From Thomas F. Schaller's critique of my research to his claim that I am a political scientist (I am an economist), his column "More guns on campus?" (Opinion * Commentary, April 18) got it wrong.

The 2003 Brookings Institution study he cites claimed that the concealed-carry laws in two states were passed one year earlier than the date my research had used and that this supposed "coding error" implied there was no drop in robbery rates as a result of right-to-carry laws.

Yet, even ignoring the fact that the Brookings study did other things differently from the study I conducted and that other researchers have used the same dates I used, the results from the Brookings study still showed drops in murder, rape and aggravated assaults in concealed-carry states.

Most important, the Brookings study didn't even discuss the evidence I used on multiple-victim public shootings, which, given the attack at Virginia Tech, I thought was the whole point of Mr. Schaller's piece.

Mr. Schaller was incorrect about the years examined in my book More Guns, Less Crime. I looked at data from 1977 to 1996, not just up to 1992, as Mr. Schaller claimed.

The Brookings study added just one year of data, not five, and that in and of itself had no effect on the results.

Mr. Schaller might prefer to risk having people such as Virginia Tech Professor Liviu Librescu murdered rather than having some people with legally permitted concealed handguns on campus.

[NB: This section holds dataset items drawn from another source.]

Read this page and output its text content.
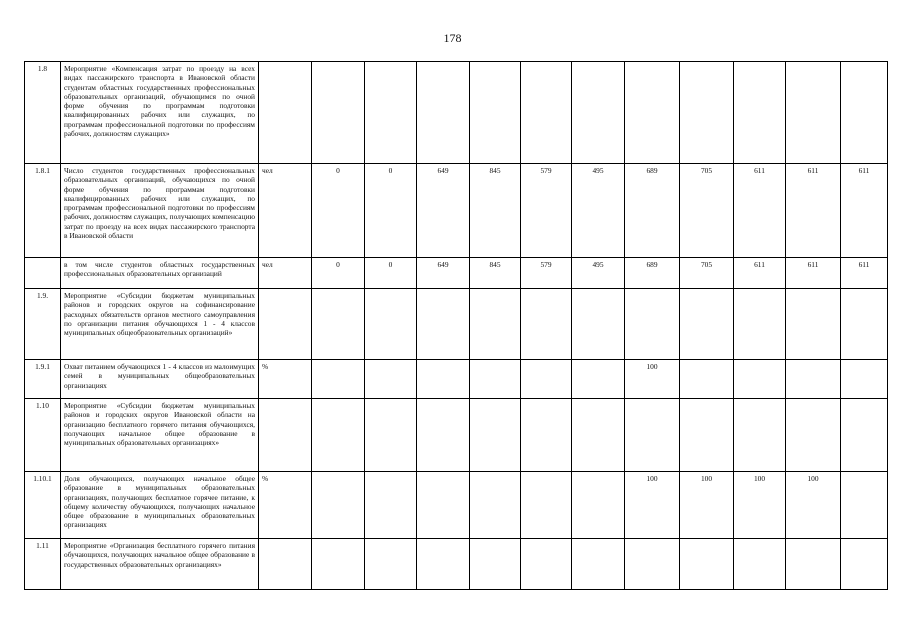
178
1.8	Мероприятие «Компенсация затрат по проезду на всех видах пассажирского транспорта в Ивановской области студентам областных государственных профессиональных образовательных организаций, обучающимся по очной форме обучения по программам подготовки квалифицированных рабочих или служащих, по программам профессиональной подготовки по профессиям рабочих, должностям служащих»												
1.8.1	Число студентов государственных профессиональных образовательных организаций, обучающихся по очной форме обучения по программам подготовки квалифицированных рабочих или служащих, по программам профессиональной подготовки по профессиям рабочих, должностям служащих, получающих компенсацию затрат по проезду на всех видах пассажирского транспорта в Ивановской области	чел	0	0	649	845	579	495	689	705	611	611	611
	в том числе студентов областных государственных профессиональных образовательных организаций	чел	0	0	649	845	579	495	689	705	611	611	611
1.9.	Мероприятие «Субсидии бюджетам муниципальных районов и городских округов на софинансирование расходных обязательств органов местного самоуправления по организации питания обучающихся 1 - 4 классов муниципальных общеобразовательных организаций»												
1.9.1	Охват питанием обучающихся 1 - 4 классов из малоимущих семей в муниципальных общеобразовательных организациях	%							100				
1.10	Мероприятие «Субсидии бюджетам муниципальных районов и городских округов Ивановской области на организацию бесплатного горячего питания обучающихся, получающих начальное общее образование в муниципальных образовательных организациях»												
1.10.1	Доля обучающихся, получающих начальное общее образование в муниципальных образовательных организациях, получающих бесплатное горячее питание, к общему количеству обучающихся, получающих начальное общее образование в муниципальных образовательных организациях	%							100	100	100	100	
1.11	Мероприятие «Организация бесплатного горячего питания обучающихся, получающих начальное общее образование в государственных образовательных организациях»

Personally, I think that if we can, we should try to keep heroes such as that professor alive.

John R. Lott Jr.

Binghamton, N.Y.

The writer is the dean's visiting professor of economics at the State University of New York, Binghamton.

Democrats show true colors on Iraq

Immediately after the 9/11 attacks occurred, there was a great rush of patriotism among the American public.

One of the many evidences of this was the widespread use of a bumper sticker featuring a representation of the American flag and the words, "These colors never run."

In view of the current efforts of the Democratic majorities in Congress who are trying to get us out of Iraq, it would seem that this was idle chatter ("Bush, Congress eye next Iraq step," May 2).

John P. Eck

Baltimore

Can we hibernate until Bush is gone?

I was intrigued to learn that humans may have the ability "buried in our genetic code" to hibernate the way bears, squirrels and groundhogs do ("Suspended disbelief in suspended animation," May 1).

I could not help but fantasize about entering into a tranquil state of "suspended animation" for the next 629 days, 11 hours, 45 minutes and 44.3 seconds - which is the time remaining (as of this writing at 1:14 p.m. on May 1) until the end of the very real "nightmare" of the Bush administration (when President Bush's term expires at noon on Jan. 20, 2009).